One principle in medical-record analysis is that the record must be accepted as true and accurate. Therefore, whatever is in the record is true and accurate, and whatever is not in the record is also true and accurate. This principle holds true in both physical and content spoliation cases, although where there is a record – albeit a false one – the approach is somewhat more laborious.

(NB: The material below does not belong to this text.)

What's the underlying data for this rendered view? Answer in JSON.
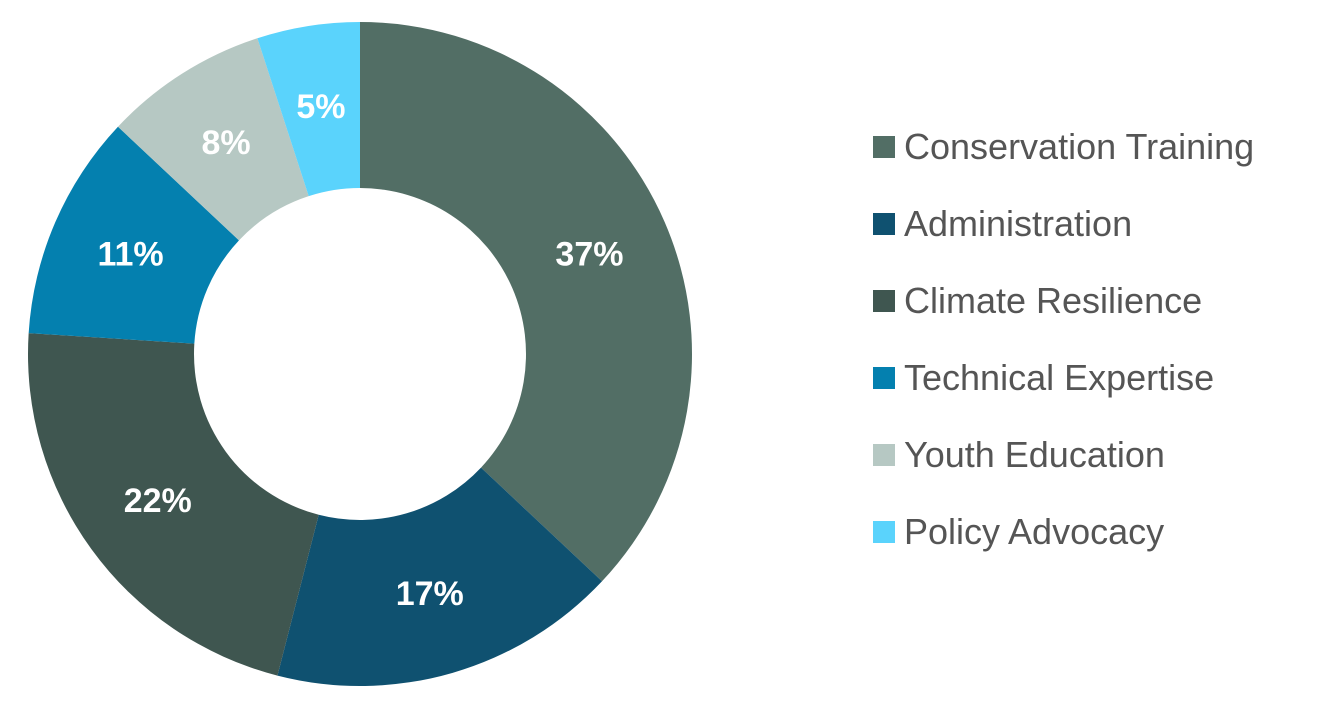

One of the most powerful defense tools is the doctor's inherent integrity: the “white coat” defense. Where there are bungled records, the doctor loses some of this inherent credibility. In such a case, proceed with your case, and at every possible turn, require all witnesses to refer to the missing records. The jury will eventually get the point. In this case, the illegibility will become a cause celebre. No attorney needs to mock doctors' handwriting. The tales are legion. The jurors will chuckle. But keep showing the exhibit and require the witnesses to struggle with the awful handwriting over and over again.
Conclusion
Where an expert witness is unable to express an opinion because there are missing records, frequent respectful returns in the questioning to that deficit will sketch out to the jury that the health care was deficient … as deficient as the records. Such understatement is a powerful advocacy sword.